Bodil Hauschildt (1861–1951) was an early Danish photographer who ran her own studio in Ribe from 1880. In addition to her portraits, she is remembered for her many photographs of the city and its surroundings.

==Early life==
Born on 9 October 1861 in Ribe, Hauschildt was the daughter of a local grocer, Jess Møler Hauschildt, who died when only 29. Thereafter she spent her infancy with her mother Karen (née Rasmussen) and her two sisters at Dronning Louises Børneasyl, a home for widowed mothers on Puggaardsgade. On completing her schooling at Miss Guldberg's school in Ribe, she worked as an au pair, first in the vicarage of Fårup near Randers, then with a family in Kolding.

==Career==
Always interested in drawing and painting, Hauschildt served an apprenticeship with the Ribe photographer Mathilde Bruun who introduced her to the business. She was also taught by Sophus Juncker-Jensen (1859–1940) who opened a studio in Copenhagen in 1888, after studying photography in Paris. In 1890, Hauschildt acquired Bruun's studio on Alléen ved Kirkegaarden but moved into larger premises on Dagmarsgade around 1896. In 1904, while Christian IX was in Ribe for the inauguration of the renovated cathedral, Bodel Hauschildt was appointed court photographer. Hauschildt's photographs of the royal family and the restored cathedral were published in Illustreret Tidende. Around 1908, she moved to Aarhus where she opened a studio on Sct Clemenstorv. During that period, she travelled to Rome where she came into contact with two local photographers. On returning to Denmark, she spent more time in Aarhus but in 1920 re-established her business in Ribe. Strongly influenced by her stay in Rome, she decorated her studio in the Italian style, adding pillars, battlements and fired tiling to the exterior.

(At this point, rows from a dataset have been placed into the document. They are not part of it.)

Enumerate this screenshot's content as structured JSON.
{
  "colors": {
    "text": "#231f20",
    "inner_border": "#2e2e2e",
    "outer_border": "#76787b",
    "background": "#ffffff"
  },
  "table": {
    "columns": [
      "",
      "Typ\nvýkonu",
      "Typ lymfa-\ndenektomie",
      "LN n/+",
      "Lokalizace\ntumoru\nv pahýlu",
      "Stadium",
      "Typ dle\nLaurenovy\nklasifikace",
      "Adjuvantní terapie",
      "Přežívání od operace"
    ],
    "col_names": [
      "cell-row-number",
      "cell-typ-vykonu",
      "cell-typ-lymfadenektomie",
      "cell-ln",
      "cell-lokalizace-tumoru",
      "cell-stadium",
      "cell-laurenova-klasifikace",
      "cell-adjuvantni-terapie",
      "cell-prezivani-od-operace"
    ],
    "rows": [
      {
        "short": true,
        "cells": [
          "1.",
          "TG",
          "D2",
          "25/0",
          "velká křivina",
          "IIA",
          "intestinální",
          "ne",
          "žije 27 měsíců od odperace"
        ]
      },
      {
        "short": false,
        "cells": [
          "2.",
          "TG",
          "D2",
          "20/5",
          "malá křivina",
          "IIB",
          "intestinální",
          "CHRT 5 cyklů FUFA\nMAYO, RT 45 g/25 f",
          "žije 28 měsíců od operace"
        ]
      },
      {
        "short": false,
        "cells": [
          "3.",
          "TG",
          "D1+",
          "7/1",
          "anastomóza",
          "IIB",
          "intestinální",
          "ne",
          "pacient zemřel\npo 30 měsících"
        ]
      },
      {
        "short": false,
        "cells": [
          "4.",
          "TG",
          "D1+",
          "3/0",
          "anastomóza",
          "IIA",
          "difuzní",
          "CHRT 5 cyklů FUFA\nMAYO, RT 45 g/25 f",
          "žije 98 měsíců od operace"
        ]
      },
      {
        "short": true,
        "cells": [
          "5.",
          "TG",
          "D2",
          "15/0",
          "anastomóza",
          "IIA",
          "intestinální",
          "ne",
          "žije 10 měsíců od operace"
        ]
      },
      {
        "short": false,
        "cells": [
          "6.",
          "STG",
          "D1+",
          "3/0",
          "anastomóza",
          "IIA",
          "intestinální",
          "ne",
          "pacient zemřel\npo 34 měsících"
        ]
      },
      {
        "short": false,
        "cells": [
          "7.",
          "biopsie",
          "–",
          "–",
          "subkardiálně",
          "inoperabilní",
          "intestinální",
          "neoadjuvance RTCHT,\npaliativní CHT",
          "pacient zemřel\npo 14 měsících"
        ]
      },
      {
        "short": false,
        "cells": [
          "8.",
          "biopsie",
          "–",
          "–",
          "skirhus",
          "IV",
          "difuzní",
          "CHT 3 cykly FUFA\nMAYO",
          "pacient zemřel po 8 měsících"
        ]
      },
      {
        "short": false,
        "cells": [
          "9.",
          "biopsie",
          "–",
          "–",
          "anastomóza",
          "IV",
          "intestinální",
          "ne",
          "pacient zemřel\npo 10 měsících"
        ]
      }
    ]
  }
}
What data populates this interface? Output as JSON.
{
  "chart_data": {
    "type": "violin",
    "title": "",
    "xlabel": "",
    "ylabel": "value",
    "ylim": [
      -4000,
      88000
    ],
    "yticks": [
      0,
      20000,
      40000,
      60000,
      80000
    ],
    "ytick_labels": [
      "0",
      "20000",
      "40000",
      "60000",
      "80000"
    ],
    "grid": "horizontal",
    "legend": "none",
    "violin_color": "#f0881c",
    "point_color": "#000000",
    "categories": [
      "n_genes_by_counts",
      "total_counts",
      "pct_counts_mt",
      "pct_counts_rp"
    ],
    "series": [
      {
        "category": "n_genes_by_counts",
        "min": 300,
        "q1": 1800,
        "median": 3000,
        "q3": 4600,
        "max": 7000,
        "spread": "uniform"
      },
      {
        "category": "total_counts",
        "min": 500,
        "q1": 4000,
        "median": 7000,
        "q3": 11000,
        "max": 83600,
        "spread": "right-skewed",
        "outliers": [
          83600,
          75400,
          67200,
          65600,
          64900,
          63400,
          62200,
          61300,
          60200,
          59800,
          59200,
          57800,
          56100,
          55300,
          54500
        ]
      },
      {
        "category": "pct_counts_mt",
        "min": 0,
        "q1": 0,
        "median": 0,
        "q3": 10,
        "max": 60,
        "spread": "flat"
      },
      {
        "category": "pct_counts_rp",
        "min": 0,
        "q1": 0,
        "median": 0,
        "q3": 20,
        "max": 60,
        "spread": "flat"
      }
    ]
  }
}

In addition to her professional portraits, Hauschildt photographed or painted scenes in and around Ribe, often collaborating with Stephan Ussing (1868–1958), a local painter. Her photographs can be recognized by her unmistakable style, often employing unconventional angles and experimental lighting. She photographed everything of interest in Ribe, leaving behind some 2,000 plates.
Around 1922, she engaged her friend Anna Bøysen who took over management of the studio in 1939. Hauschildt nevertheless kept an eye on the business until her death on Christmas Eve, 1951.